Tara McKelvey, author of Monstering: Inside America's Policy on Secret Interrogations and Torture in the Terror War, was perhaps more realistic when she said, "I'm surprised anybody comes to these things at all given the subject matter." McKelvey, who waded into the blood of this business researching her book, may be more jaded that Karpinski (who resigned her commission after the Abu Ghraib scandal) but she also saw signs of hope. In response to a question from an audience member regarding the rights of individual soldiers to refuse torture orders, she recalled a 230-lb guard at a US military prison who had been instructed to put his charges on "the sleep plan" -- to play loud music at periodic intervals to keep them from sleeping.

One night, she recalled, he couldn't take it anymore and turned the music off. And nothing happened. Why was he able to get away with that, she wanted to know? "Not everyone has that gift," he told her, by which he might have meant his height and weight -- though I suspect he was also talking about character.

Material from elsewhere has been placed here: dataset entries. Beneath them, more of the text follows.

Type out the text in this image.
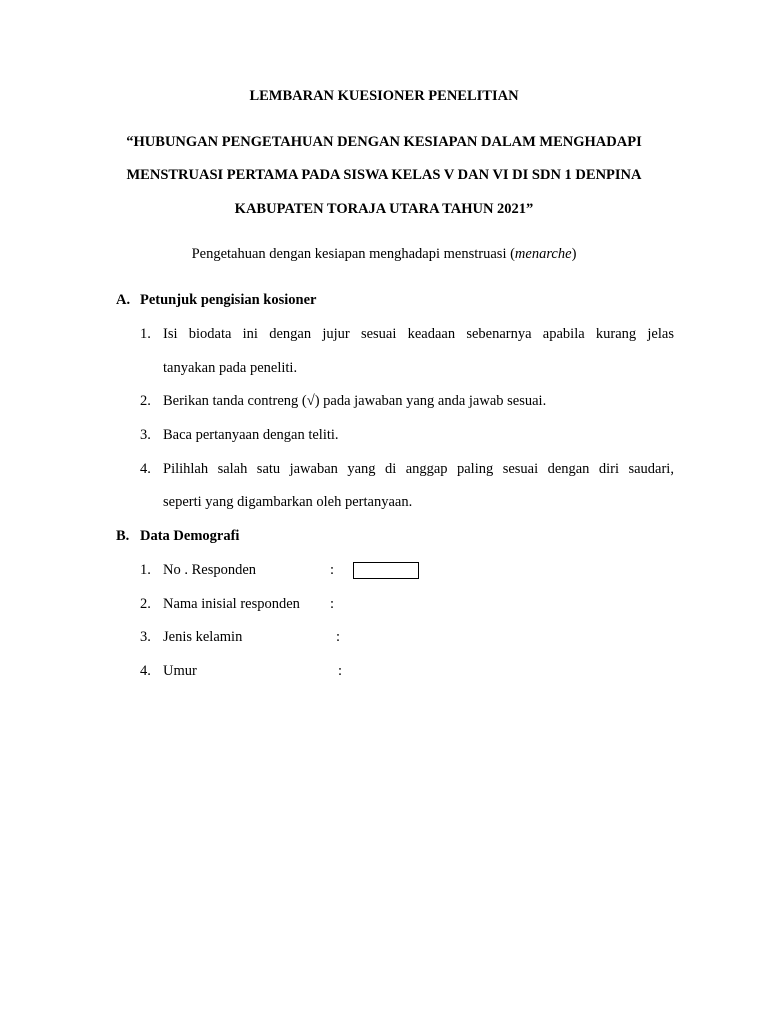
LEMBARAN KUESIONER PENELITIAN
“HUBUNGAN PENGETAHUAN DENGAN KESIAPAN DALAM MENGHADAPI
MENSTRUASI PERTAMA PADA SISWA KELAS V DAN VI DI SDN 1 DENPINA
KABUPATEN TORAJA UTARA TAHUN 2021”
Pengetahuan dengan kesiapan menghadapi menstruasi (menarche)
A. Petunjuk pengisian kosioner
1. Isi biodata ini dengan jujur sesuai keadaan sebenarnya apabila kurang jelas
tanyakan pada peneliti.
2. Berikan tanda contreng (√) pada jawaban yang anda jawab sesuai.
3. Baca pertanyaan dengan teliti.
4. Pilihlah salah satu jawaban yang di anggap paling sesuai dengan diri saudari,
seperti yang digambarkan oleh pertanyaan.
B. Data Demografi
1. No . Responden	:
2. Nama inisial responden :
3. Jenis kelamin	:
4. Umur	:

For those who wish to do more than merely talk about this topic, the ACLU is sponsoring a "Day of Action to Restore Law & Justice" (who comes up with these zippy titles anway?) in DC on June 26. There is free tranportation from NYC as well as that good feeling you get when you don't look away when unspeakable things are being done in your name.

Thursday, June 14, 2007

Egg Slap

That's how I remember the Seven Deadly Sins -- Envy, Greed, Gluttony, Sloth, Lust, Anger and Pride. It's a mnemonic device that you are free to borrow or even take credit for. No, don't thank me. It's my little way of trying to deflate at least one of those mortal failings.

For slapped with egg is how I feel when I have to confront my own weaknesses. When trying to chart such murky territory, the original maps are still the greatest. Los Super Seven are the basis for much of the accounting AA members do of themselves, as described in The Big Book and they also made for the best supporting cast since the Seven Dwarves in the Peter Cook and Dudley Moore film Bedazzled. (Raquel Welch was typecast as Lust but she didn't have to say, or wear, much to make her point; Pride had a mirror fastened before his face and was forever falling down.)

I went to bed last night thinking about Greed. I just quit a job I was working for at least one wrong reason. Though it concerned a topic of importance to me, and I saw the potential for this unlaunched venture to actually be of some value to many people, I ignored early warning signs that the folks I was working with were, perhaps, incompatible for one overriding reason. I thought I would make a lot of money.

Not that there's anything worng with that. Old hippie that I am, I never said no to a windfall and actually made some dough from investing time and even some money on internet ventures in the past. And retirement is a subject that is less abstract every year and would hate to end up a greeter at McDonadld's ("Will dance for fries"). But here I ignored my own instincts about this gig (perilous both on the street and in the work place) and proceeded through a mine field with my eyes on some imaginary furture. Is there any other kind?

In fact, if it's not too late, I would like to add Future Tripping to the list of Deadly Sins. I know, it ruins the mnemonic device ("Fegg Slap" sounds like a banjo style or a lost lyric from "I Am the Walrus") but I think the projection we do, sending ourselves into some imagined outcome, makes the other sins more palatable. It's an enabler, if you will. To be greedy of what you have is one thing (think Silas Marner) but to be possessive of that which is not in your possession, that which is not real, is a chump's game. Hand me a handkerchief.